In the past subsidies on food and fuel were intended as a means for sharing the region’s oil wealth with its citizens and seen as part of the ‘social contract” without any regards for the effects on local air pollution. However, generalized subsidies are neither well targeted nor cost-effective as a social protection tool and have failed to reach those who need them most and instead mostly benefit the well-off who consume more subsidized energy.

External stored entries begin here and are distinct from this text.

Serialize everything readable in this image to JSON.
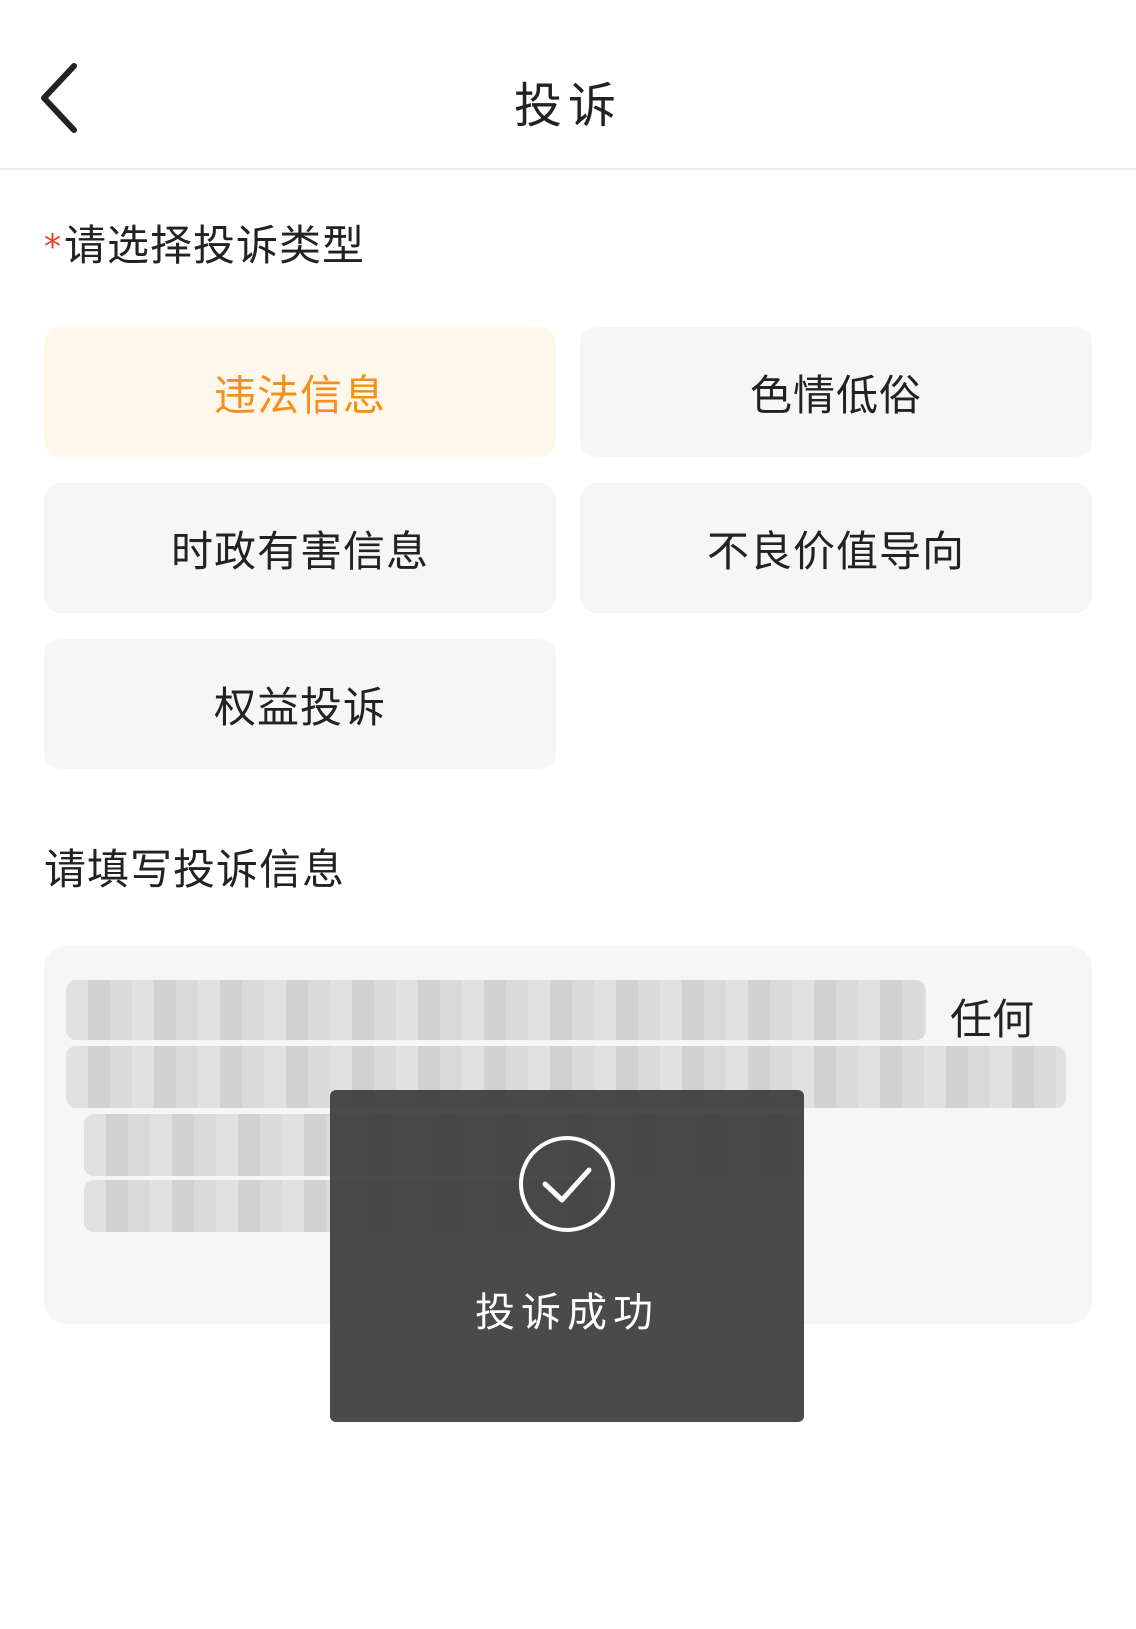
{
  "header": {
    "title": "投诉"
  },
  "complaint_type": {
    "required_marker": "*",
    "title": "请选择投诉类型",
    "options": [
      {
        "label": "违法信息",
        "selected": true
      },
      {
        "label": "色情低俗",
        "selected": false
      },
      {
        "label": "时政有害信息",
        "selected": false
      },
      {
        "label": "不良价值导向",
        "selected": false
      },
      {
        "label": "权益投诉",
        "selected": false
      }
    ],
    "selected_color": "#f5901d"
  },
  "complaint_info": {
    "title": "请填写投诉信息",
    "visible_text_tail": "任何"
  },
  "toast": {
    "icon": "check-circle-icon",
    "message": "投诉成功"
  }
}
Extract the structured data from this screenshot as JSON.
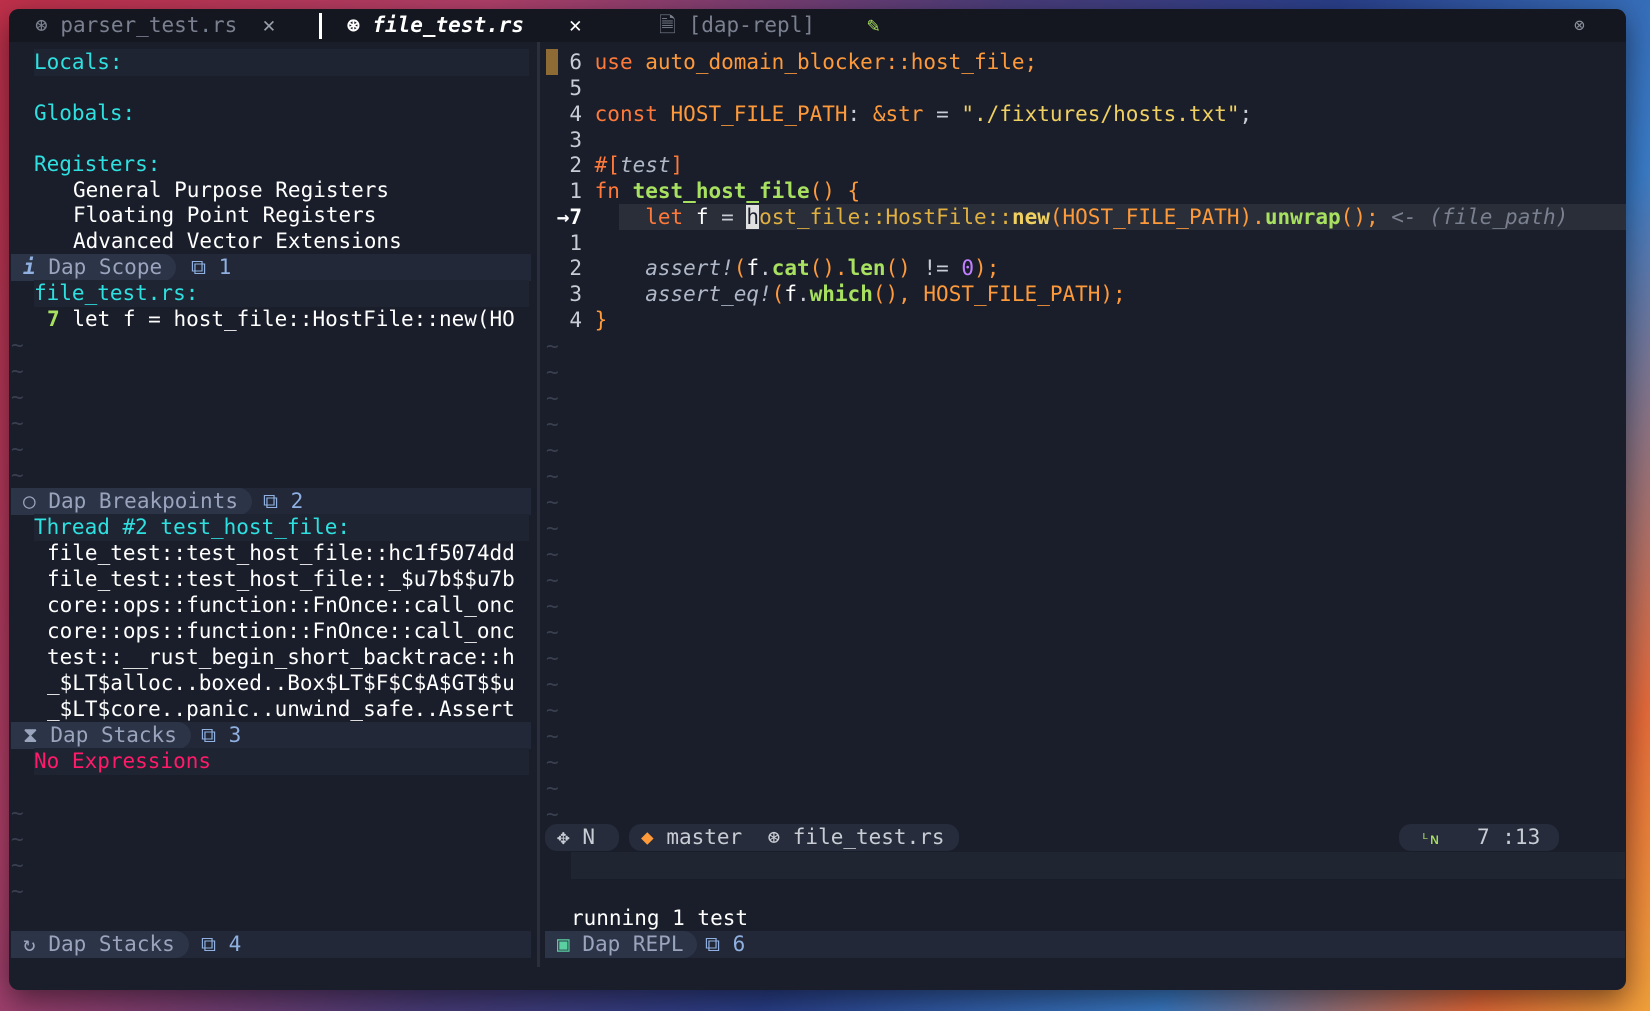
{
  "tabs": [
    {
      "icon": "⊛",
      "label": "parser_test.rs",
      "close": "✕"
    },
    {
      "icon": "⊛",
      "label": "file_test.rs",
      "close": "✕"
    },
    {
      "icon": "🗎",
      "label": "[dap-repl]",
      "edit": "✎"
    }
  ],
  "window_close": "⊗",
  "scopes": {
    "locals": "Locals:",
    "globals": "Globals:",
    "registers": "Registers:",
    "register_items": [
      "General Purpose Registers",
      "Floating Point Registers",
      "Advanced Vector Extensions"
    ]
  },
  "scope_header": {
    "icon": "i",
    "title": "Dap Scope",
    "link": "⧉",
    "num": "1"
  },
  "breakpoints": {
    "file": "file_test.rs:",
    "line_no": "7",
    "line": "let f = host_file::HostFile::new(HO"
  },
  "breakpoints_header": {
    "icon": "○",
    "title": "Dap Breakpoints",
    "link": "⧉",
    "num": "2"
  },
  "stack": {
    "thread": "Thread #2 test_host_file:",
    "frames": [
      "file_test::test_host_file::hc1f5074dd",
      "file_test::test_host_file::_$u7b$$u7b",
      "core::ops::function::FnOnce::call_onc",
      "core::ops::function::FnOnce::call_onc",
      "test::__rust_begin_short_backtrace::h",
      "_$LT$alloc..boxed..Box$LT$F$C$A$GT$$u",
      "_$LT$core..panic..unwind_safe..Assert"
    ]
  },
  "stacks_header": {
    "icon": "⧗",
    "title": "Dap Stacks",
    "link": "⧉",
    "num": "3"
  },
  "watches": {
    "empty": "No Expressions"
  },
  "bottom_left_header": {
    "icon": "↻",
    "title": "Dap Stacks",
    "link": "⧉",
    "num": "4"
  },
  "code": {
    "lines": [
      {
        "n": "6",
        "t": "use auto_domain_blocker::host_file;"
      },
      {
        "n": "5",
        "t": ""
      },
      {
        "n": "4",
        "t": "const HOST_FILE_PATH: &str = \"./fixtures/hosts.txt\";"
      },
      {
        "n": "3",
        "t": ""
      },
      {
        "n": "2",
        "t": "#[test]"
      },
      {
        "n": "1",
        "t": "fn test_host_file() {"
      },
      {
        "n": "7",
        "t": "let f = host_file::HostFile::new(HOST_FILE_PATH).unwrap();",
        "virtual": "<- (file_path)",
        "arrow": "→"
      },
      {
        "n": "1",
        "t": ""
      },
      {
        "n": "2",
        "t": "assert!(f.cat().len() != 0);"
      },
      {
        "n": "3",
        "t": "assert_eq!(f.which(), HOST_FILE_PATH);"
      },
      {
        "n": "4",
        "t": "}"
      }
    ]
  },
  "statusline": {
    "mode_icon": "✥",
    "mode": "N",
    "branch_icon": "◆",
    "branch": "master",
    "file_icon": "⊛",
    "file": "file_test.rs",
    "pos_icon": "ᴸɴ",
    "position": "7 :13"
  },
  "repl": {
    "output": "running 1 test"
  },
  "repl_header": {
    "icon": "▣",
    "title": "Dap REPL",
    "link": "⧉",
    "num": "6"
  },
  "colors": {
    "bg": "#1a1e2b",
    "cyan": "#2ee0e0",
    "keyword": "#ff7a3a",
    "function": "#a8e060",
    "error": "#ff1a6a"
  }
}
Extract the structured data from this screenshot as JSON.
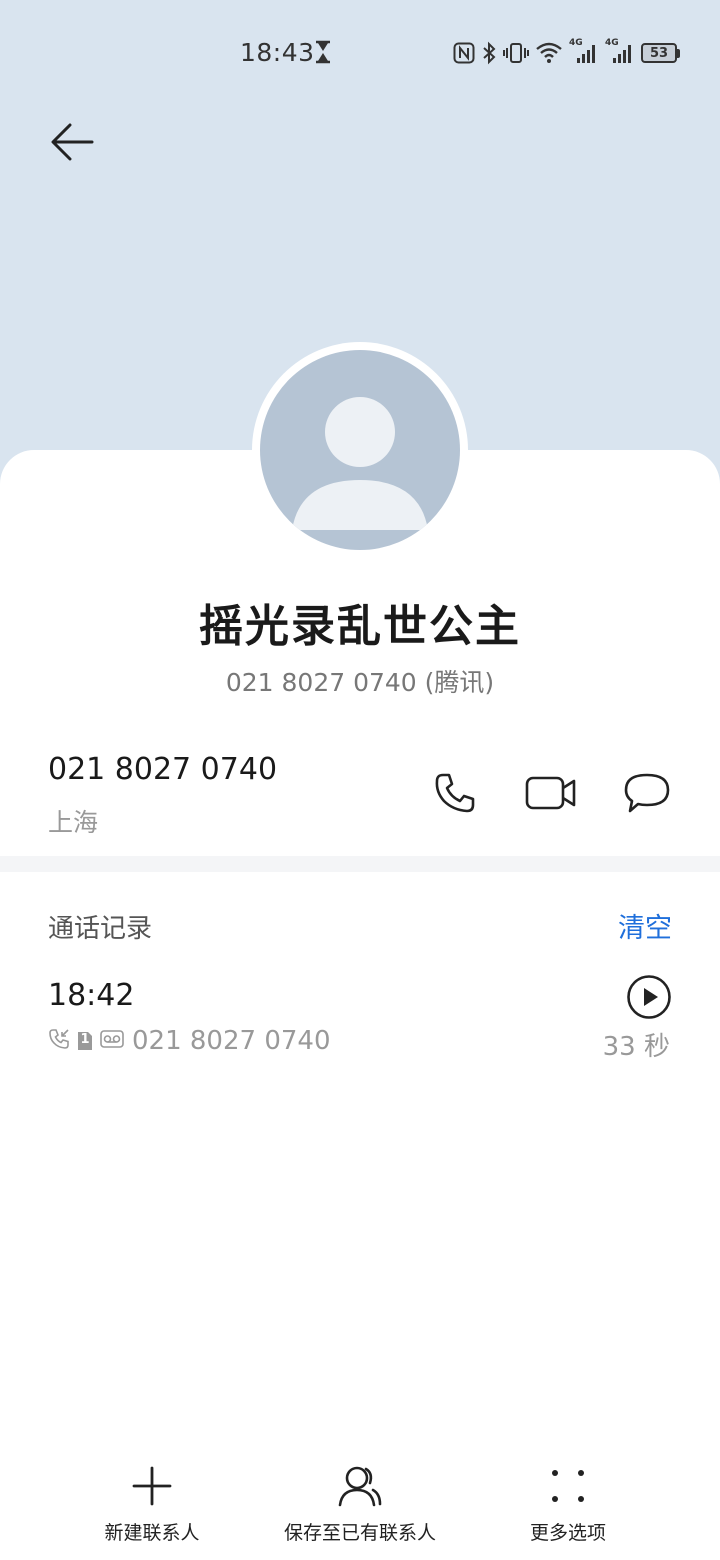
{
  "status_bar": {
    "time": "18:43",
    "battery": "53",
    "network_1": "4G",
    "network_2": "4G"
  },
  "contact": {
    "name": "摇光录乱世公主",
    "subtitle": "021 8027 0740 (腾讯)"
  },
  "phone": {
    "number": "021 8027 0740",
    "location": "上海"
  },
  "call_log": {
    "title": "通话记录",
    "clear_label": "清空",
    "entries": [
      {
        "time": "18:42",
        "number": "021 8027 0740",
        "sim": "1",
        "duration": "33 秒"
      }
    ]
  },
  "bottom_bar": {
    "new_contact": "新建联系人",
    "save_existing": "保存至已有联系人",
    "more_options": "更多选项"
  },
  "colors": {
    "header_bg": "#d9e4ef",
    "accent": "#1f6fdb",
    "avatar_bg": "#b5c4d4"
  }
}
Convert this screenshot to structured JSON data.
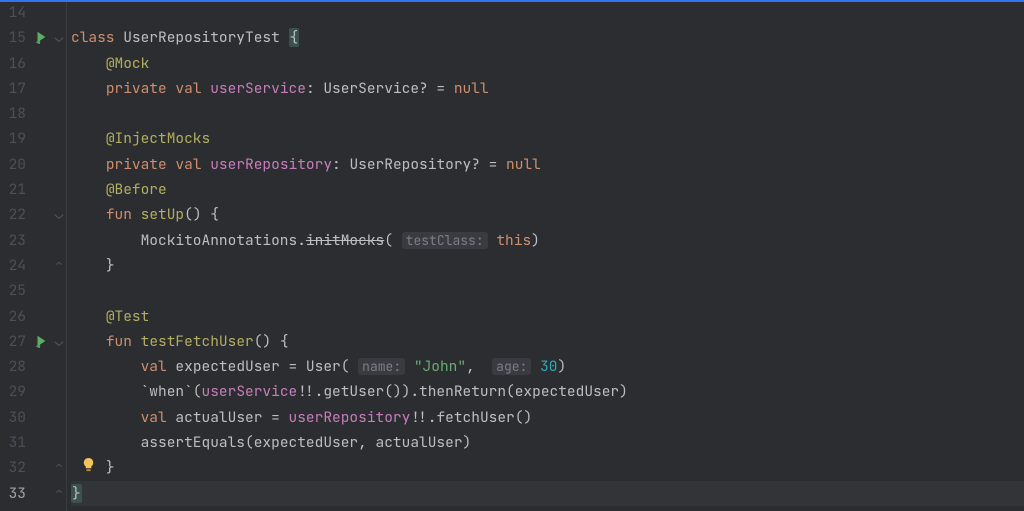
{
  "lines": {
    "start": 14,
    "end": 33,
    "current": 33
  },
  "gutter": {
    "run_icons_at": [
      15,
      27
    ],
    "bulb_at": 32,
    "fold_open_at": [
      15,
      22,
      27
    ],
    "fold_close_at": [
      24,
      32,
      33
    ]
  },
  "code": {
    "l15": {
      "indent": "",
      "kw1": "class ",
      "name": "UserRepositoryTest ",
      "brace": "{"
    },
    "l16": {
      "indent": "    ",
      "ann": "@Mock"
    },
    "l17": {
      "indent": "    ",
      "kw1": "private ",
      "kw2": "val ",
      "field": "userService",
      "rest": ": UserService? = ",
      "null": "null"
    },
    "l19": {
      "indent": "    ",
      "ann": "@InjectMocks"
    },
    "l20": {
      "indent": "    ",
      "kw1": "private ",
      "kw2": "val ",
      "field": "userRepository",
      "rest": ": UserRepository? = ",
      "null": "null"
    },
    "l21": {
      "indent": "    ",
      "ann": "@Before"
    },
    "l22": {
      "indent": "    ",
      "kw1": "fun ",
      "name": "setUp",
      "rest": "() {"
    },
    "l23": {
      "indent": "        ",
      "a": "MockitoAnnotations.",
      "strike": "initMocks",
      "b": "( ",
      "hint": "testClass:",
      "c": " ",
      "kw": "this",
      "d": ")"
    },
    "l24": {
      "indent": "    ",
      "brace": "}"
    },
    "l26": {
      "indent": "    ",
      "ann": "@Test"
    },
    "l27": {
      "indent": "    ",
      "kw1": "fun ",
      "name": "testFetchUser",
      "rest": "() {"
    },
    "l28": {
      "indent": "        ",
      "kw": "val ",
      "var": "expectedUser",
      "a": " = User( ",
      "h1": "name:",
      "s": " \"John\"",
      "b": ",  ",
      "h2": "age:",
      "n": " 30",
      "c": ")"
    },
    "l29": {
      "indent": "        ",
      "a": "`when`(",
      "f": "userService",
      "b": "!!.getUser()).thenReturn(expectedUser)"
    },
    "l30": {
      "indent": "        ",
      "kw": "val ",
      "var": "actualUser",
      "a": " = ",
      "f": "userRepository",
      "b": "!!.fetchUser()"
    },
    "l31": {
      "indent": "        ",
      "fn": "assertEquals",
      "a": "(expectedUser, actualUser)"
    },
    "l32": {
      "indent": "    ",
      "brace": "}"
    },
    "l33": {
      "indent": "",
      "brace": "}"
    }
  }
}
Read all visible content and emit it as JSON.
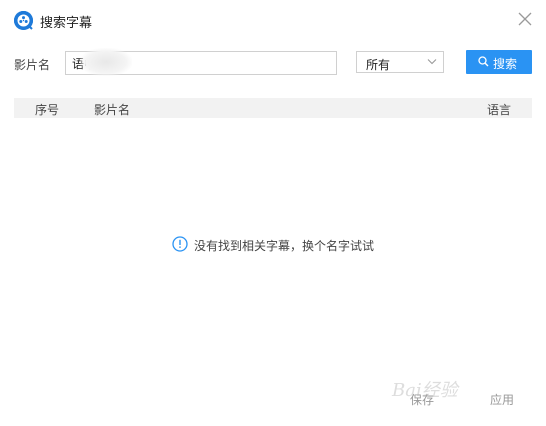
{
  "window": {
    "title": "搜索字幕",
    "icon": "film-reel-icon",
    "accent_color": "#1e7ad9"
  },
  "search": {
    "field_label": "影片名",
    "query_value": "语中字",
    "filter_selected": "所有",
    "search_button_label": "搜索",
    "button_color": "#2a93f3"
  },
  "table": {
    "columns": [
      "序号",
      "影片名",
      "语言"
    ],
    "rows": []
  },
  "empty_state": {
    "message": "没有找到相关字幕，换个名字试试",
    "icon": "info-circle-icon"
  },
  "footer": {
    "save_label": "保存",
    "apply_label": "应用"
  },
  "watermark": {
    "text": "Bai经验"
  }
}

Taking the example of Egypt in 2008, the wealthiest 20 percent of the population received 93 percent of gasoline subsidies, as they owned most of the vehicles, while the poorest 40 percent received 3 percent. Likewise in Yemen, the richest 10 percent of households received 40 percent of all subsidized diesel, while the poorest 2 percent received only 2 percent. While energy subsidies are not only inefﬁcient in supporting the poor they also account for a considerable share of the region’s public financing, averaging in excess of 20 percent of state budget across MENA countries and over 7 pe of GDP in 2006 well before the last round of 2008 global oil price spikes.
The time for change is now and governments must take advantage of low oil prices to introduce policies which index domestic energy tariffs to global oil prices. In order to ensure a smooth transition, social assistance programs for poor and vulnerable consumers must be bolstered while national communications strategies which raise awareness and build support for subsidy reforms must be implemented now. This would ensure that energy tariffs adjust automatically when oil prices recover, and that governments are prepared to provide the appropriate assistance immediately, rather than face political pressure to re-introduce price subsidies. The 2014 decision of the Egyptian government to phase out fossil fuel subsidies is a good example of another country, just like Tunisia in 2012, of taking a step in the right direction.
However, if energy products remain underpriced and governments fail to take action now consumers will have fewer incentives to be efficient with their energy use and will be tempted to use it for purposes that produce relatively little value and continue to decrease the value of national economic output. MENA governments owe it to their people to avoid the temptation of passing lower oil prices directly on to consumers for the sake of short-term stability, and should take this timely opportunity to wean their countries off subsidies.